Shaking these labels and everything they are loaded with is arduous, time consuming and ultimately exhausting. They do nothing to propel us forward into leadership. I eagerly await the Diversity Arts Australia (DAA) report that examines the state of diversity in the arts today. I know what this report will reveal. According to DAA’s Chair James Arvanitakis, at the Fair Play Symposium in Melbourne last month, the research behind this report has unsurprisingly ruffled feathers.

If the possibility of real change in the diversity space progresses as slow as the women’s battle for senior company positions – 80 years to become a CEO or to get paid the equivalent salary to a male senior executive, according to the Australian Workplace Gender Equity Agency – what are our chances of meaningful change as culturally diverse women leaders? I take this personally. For someone who has held and continues to aspire to a leadership position in our sector, then the questions about leadership really matter because I don’t have decades to wait.

We must accelerate the pace of change. We need tangible action and meaningful opportunities. We know that affirmative action and quotas work, so what about ensuring that diversity quotas are ambitious and clear across the subsidised arts and cultural sector, and that they are embedded systematically across arts boards, senior executives, artistic directors, programming, commissioning of new work? This, coupled with incentives to showcase diversity and to support the re-invention and reimagining of self-determined practice, is needed at this very uncertain time.

We know that affirmative action and quotas work, so what about ensuring that diversity quotas are ambitious and clear across the subsidised arts and cultural sector, and that they are embedded systematically?

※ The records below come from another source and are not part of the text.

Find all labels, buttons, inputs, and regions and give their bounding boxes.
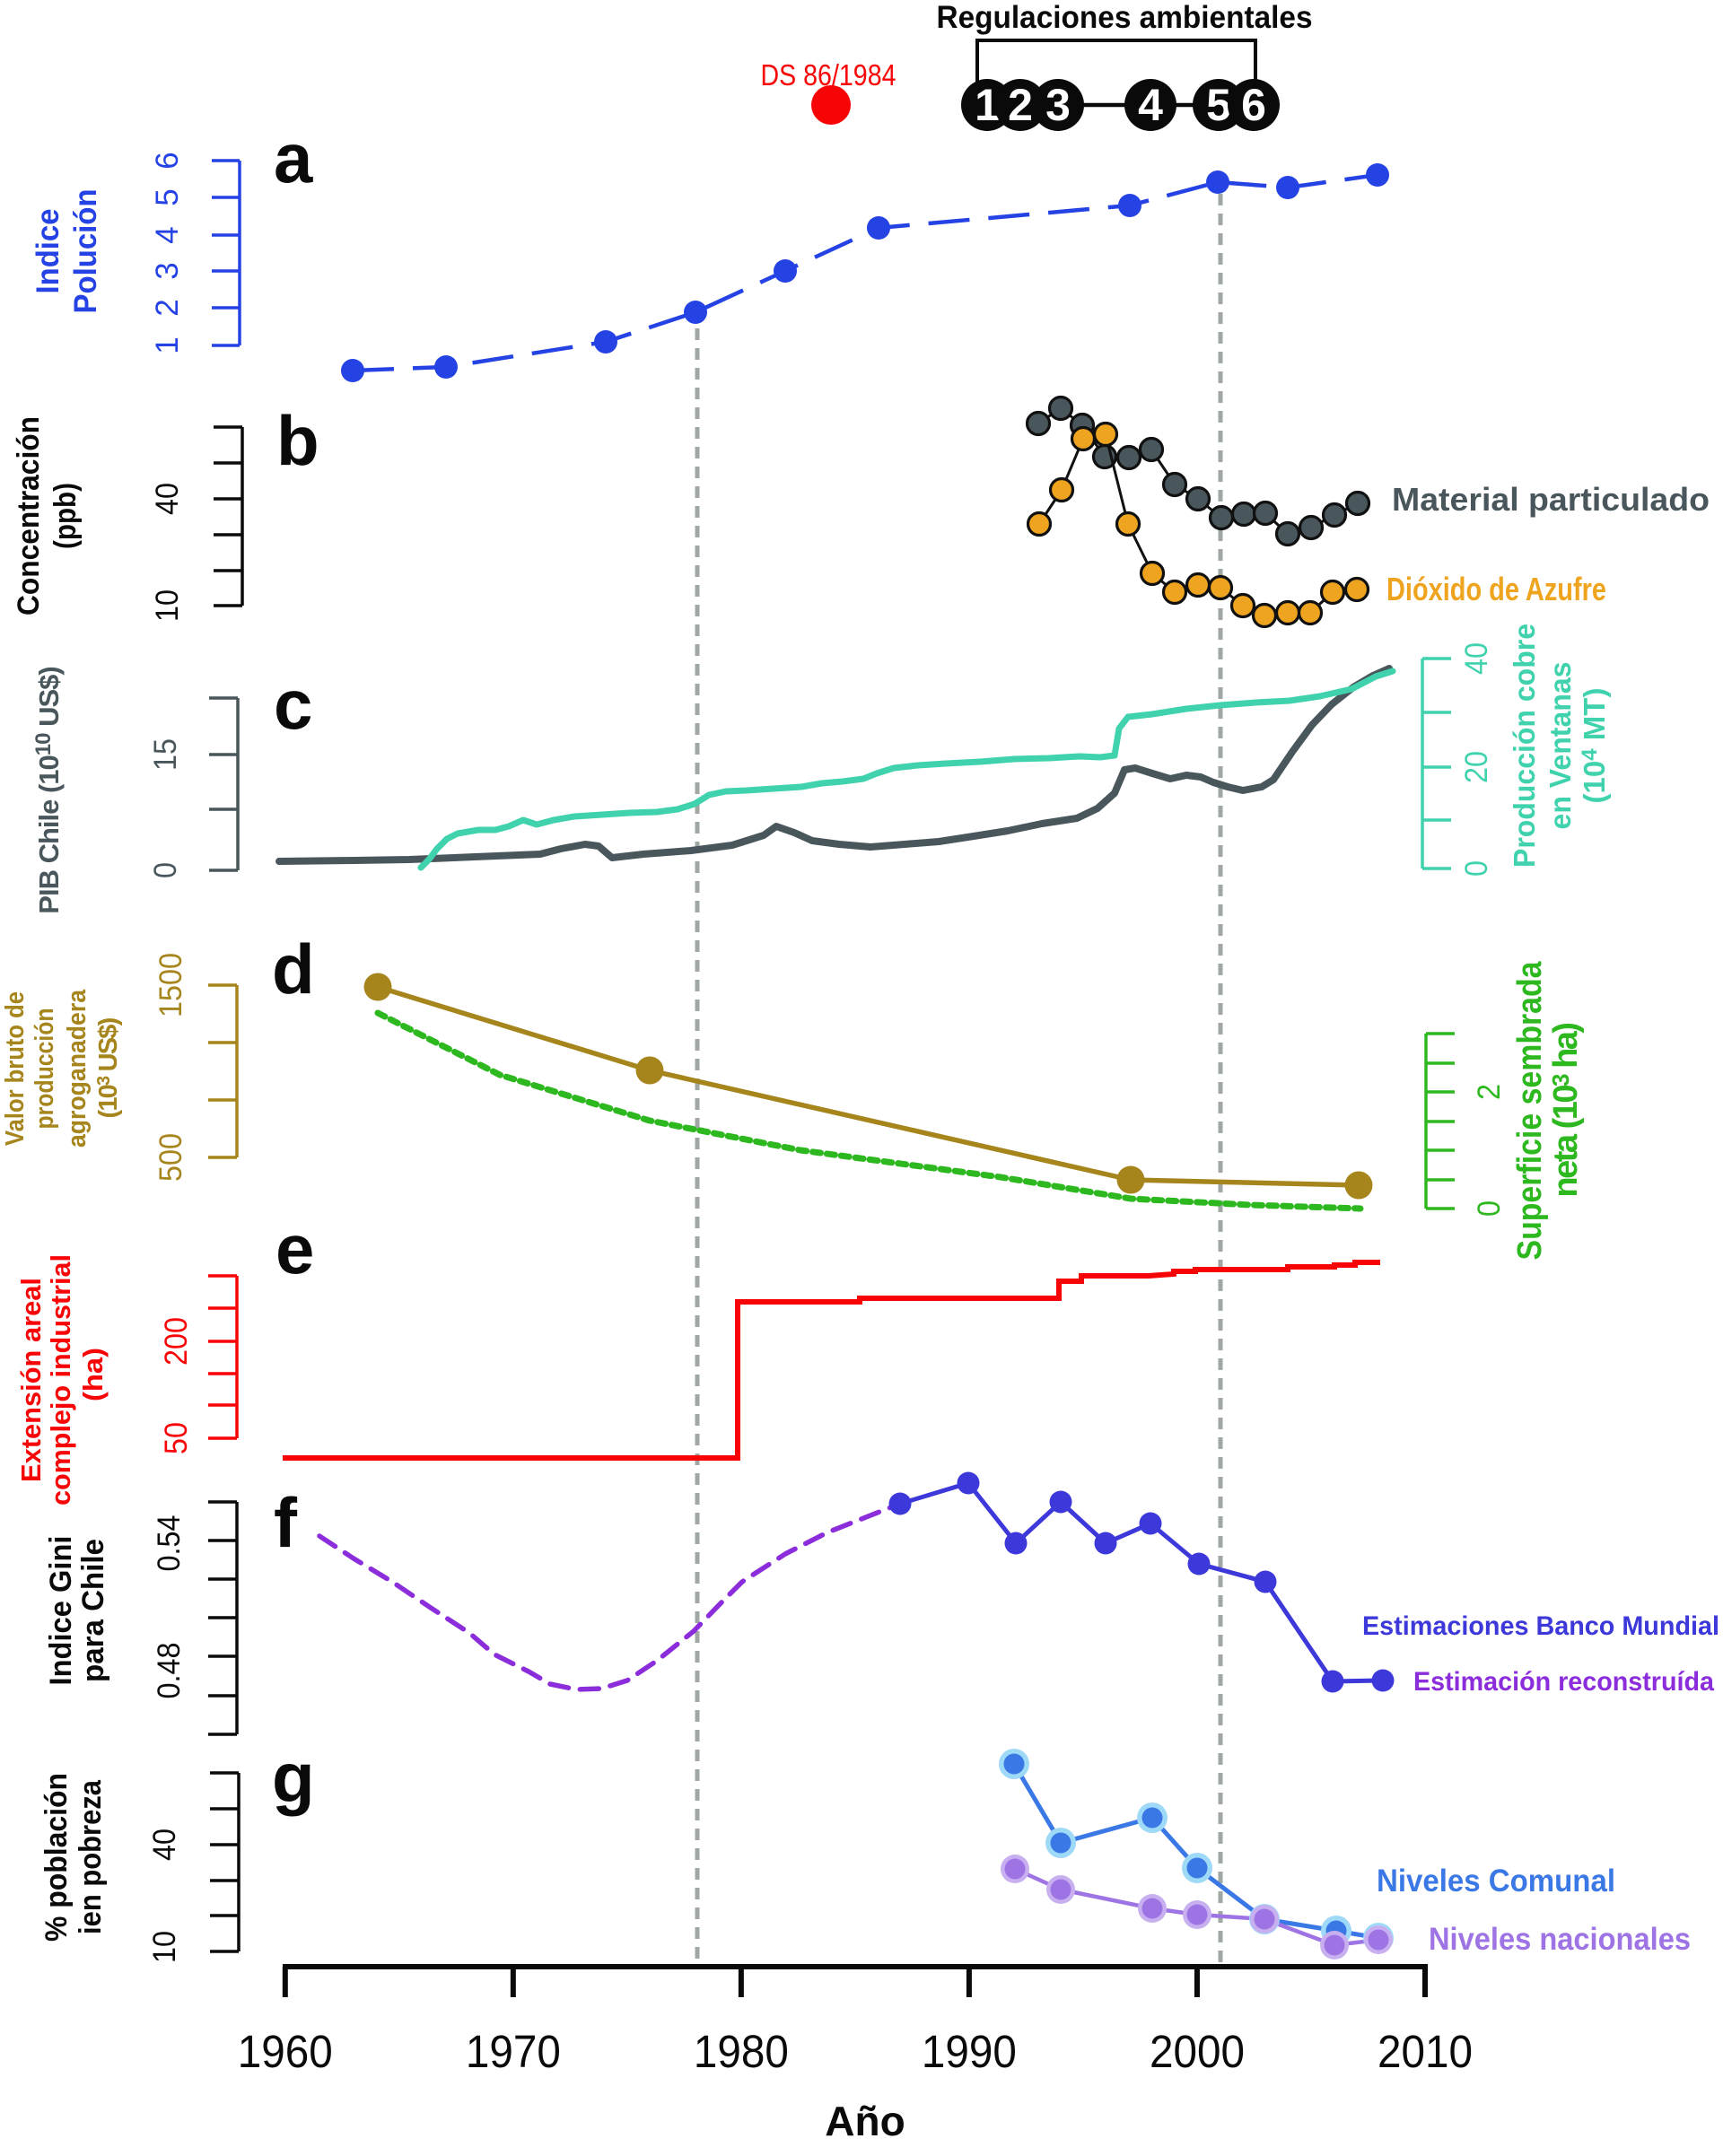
svg-text:Material particulado: Material particulado — [1392, 481, 1710, 518]
svg-text:producción: producción — [31, 1008, 59, 1130]
svg-text:c: c — [274, 665, 312, 744]
svg-text:1980: 1980 — [694, 2026, 789, 2077]
svg-text:10: 10 — [147, 1931, 182, 1963]
svg-text:e: e — [276, 1209, 314, 1288]
svg-text:4: 4 — [150, 226, 185, 243]
svg-text:6: 6 — [150, 152, 185, 169]
svg-text:1: 1 — [150, 336, 185, 354]
svg-text:1500: 1500 — [153, 953, 188, 1017]
svg-text:Dióxido de Azufre: Dióxido de Azufre — [1386, 571, 1606, 607]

The Australia Council Board is, by the measure of diversity, making greater strides than many of its funded organisations. However, our community today can’t wait decades for change, so the Australia Council must lead more powerfully on this issue. Diversity is good for business, so we look to the Council to use its influence and power in the sector to leverage this change through its 2020-2024 strategy which is currently out for public comment.

When it comes to leadership in the diversity space, not surprisingly, we see diverse women stepping up to the plate. This is where I have seen the most courageous leadership examples to date. Veronica Pardo, the CEO of Multicultural Arts Victoria is leading the charge. Last year, she vacated the position of Executive Director of Arts Access Victoria to make way for a woman with a disability to occupy the leadership role. Skilfully, Caroline Bowditch now fills that role. 

What does Veronica Pardo tell us about leadership and diversity? She tells us that she is prepared to relinquish power to effect change, putting her actions where her principles lie. That is courageous, strategic and political, as much as it is an act of commitment and love, one than transcend one’s own interests. That is what I call principled leadership. A truly inspiring act against a backdrop of senior executive corruption, political ambition and self-serving egotism, most of which have one common denominator: privilege.

Besides some positive rhetoric and resource commitments to increase diversity in the arts from places like Creative Victoria, the development of diversity indicators by some state governments, or the astute appointment of Shelagh Magadza as the Executive Director of the Chamber of Arts and Culture in WA, there is little structural progress I can point to. At a time when we must stand united against racism and hate speech it is imperative we elevate the conversation about diversity, unity and cohesion, so that our diverse communities can be reflected at all levels of the arts.   

Pilar Kasat
About the Author
Pilar Kasat has occupied various leadership roles on arts organisations and on boards in WA. Currently she is completing a PhD at Curtin University and serves on the Board of Art on the Move.